Woman looking up at climbing wall

Chapter 2

Cybersecurity in the AI adoption journey

Cybersecurity can accelerate the confident adoption of AI across the enterprise.

With organizations implementing AI across the business, the cybersecurity function has a near-term opportunity to become a trusted partner to help others realize the value creation potential from AI-based solutions.

Rapid adoption of AI can leave an organization vulnerable to new cyber-attacks and compliance risks. Cyber teams need to take on a more strategic, proactive and integrated role within the enterprise to install appropriate controls as AI functions and experiments proliferate.

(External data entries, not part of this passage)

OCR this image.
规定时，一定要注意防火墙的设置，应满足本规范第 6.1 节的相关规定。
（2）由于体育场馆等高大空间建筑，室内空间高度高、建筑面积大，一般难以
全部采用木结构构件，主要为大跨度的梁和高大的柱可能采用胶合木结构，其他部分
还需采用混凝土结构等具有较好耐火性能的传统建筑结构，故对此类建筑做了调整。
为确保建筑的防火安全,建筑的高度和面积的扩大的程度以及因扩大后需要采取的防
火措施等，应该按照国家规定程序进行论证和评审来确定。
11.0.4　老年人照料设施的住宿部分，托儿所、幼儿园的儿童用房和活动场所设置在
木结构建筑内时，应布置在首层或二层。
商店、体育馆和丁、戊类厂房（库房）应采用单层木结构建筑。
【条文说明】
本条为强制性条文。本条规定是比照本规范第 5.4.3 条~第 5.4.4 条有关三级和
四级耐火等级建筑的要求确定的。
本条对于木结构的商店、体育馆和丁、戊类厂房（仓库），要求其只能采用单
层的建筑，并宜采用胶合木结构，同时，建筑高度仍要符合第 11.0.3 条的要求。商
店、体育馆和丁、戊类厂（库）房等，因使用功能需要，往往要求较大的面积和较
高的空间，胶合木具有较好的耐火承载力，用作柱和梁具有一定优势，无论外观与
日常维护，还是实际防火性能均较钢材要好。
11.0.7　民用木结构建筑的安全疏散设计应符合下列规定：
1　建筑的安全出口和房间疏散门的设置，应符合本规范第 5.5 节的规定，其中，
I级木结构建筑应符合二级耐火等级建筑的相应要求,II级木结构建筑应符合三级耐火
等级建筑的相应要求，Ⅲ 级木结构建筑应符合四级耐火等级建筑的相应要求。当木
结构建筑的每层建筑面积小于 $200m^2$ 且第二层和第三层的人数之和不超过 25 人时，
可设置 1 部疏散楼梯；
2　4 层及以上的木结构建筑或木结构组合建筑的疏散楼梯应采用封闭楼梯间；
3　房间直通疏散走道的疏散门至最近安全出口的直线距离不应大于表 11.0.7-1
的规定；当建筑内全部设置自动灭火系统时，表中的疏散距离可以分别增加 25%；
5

Tackling the cyber threat in AI expansion

Adversaries are already targeting vulnerabilities in AI systems. Security researchers have used prompt injection – engineering prompts to deceive systems into bypassing filters or guardrails – to attack conversational bots from the likes of Bard and OpenAI.4 White hat researchers have demonstrated how data poisoning – feeding malicious data into algorithms to manipulate its output – can be launched on popular data sets at low cost with minimal technical skills.5 In another project, stickers were added to a stop sign to trick an autonomous vehicle into misreading it as a “45 miles per hour” sign.6 Researchers elsewhere crafted inaudible sounds capable of injecting malicious voice commands to AI-powered voice assistants.7

In addition to attacks from bad actors, organizations need to ensure employees do not breach compliance or regulations while using AI, such as by exposing sensitive data, intellectual property or restricted material into an AI model to run queries or perform tasks. “There are so many tools out there, and they work in different ways and with different risks. It’s very easy for someone to sign up and start using them,” says a manufacturing organization’s CISO.

The 2023 study shows that only 36% of CISOs are satisfied with the non-IT workforce’s adoption of cyber best practices. The need for AI cyber training and education is further evidenced in recent academic research trends from our topic clustering analysis. Nearly 50% of literature around organizations’ cyber management involves training and education, comprising the largest topic in this space. Additionally, 23% of that research includes the intersection of AI with training and education — an area that workers are looking for more guidance. According to upcoming EY research, only 62% of US workers say their employer has made educating employees about responsible AI usage a priority.

Cartwright at Asahi also argues that AI tools for generating outputs like customer insights need to be properly managed in terms of consent and data re-use protocols. “You've got to make sure that the development environments, and particularly the data science development environments, have strong controls and are well-protected,” he says. The interviewees also noted the importance of instituting explainability, such as ensuring a credit limit decision does not fall foul of anti-discrimination regulations regarding the data it draws from, faulty inferences or misleading proxy data.

Opportunities for cybersecurity to improve AI implementation in different domains:

Visibility from the top

Effective CISOs are able to communicate the value of a strong cybersecurity posture up, across and out into the organization. Awareness of AI risks among the C-suite and board provides an opportunity to build upon. As exemplified in the 2023 study, CISOs have already started to expand their influence, with more interaction with the board and more CISOs reporting directly to the C-suite. Building confidence with the board and C-suite is rooted in transparency.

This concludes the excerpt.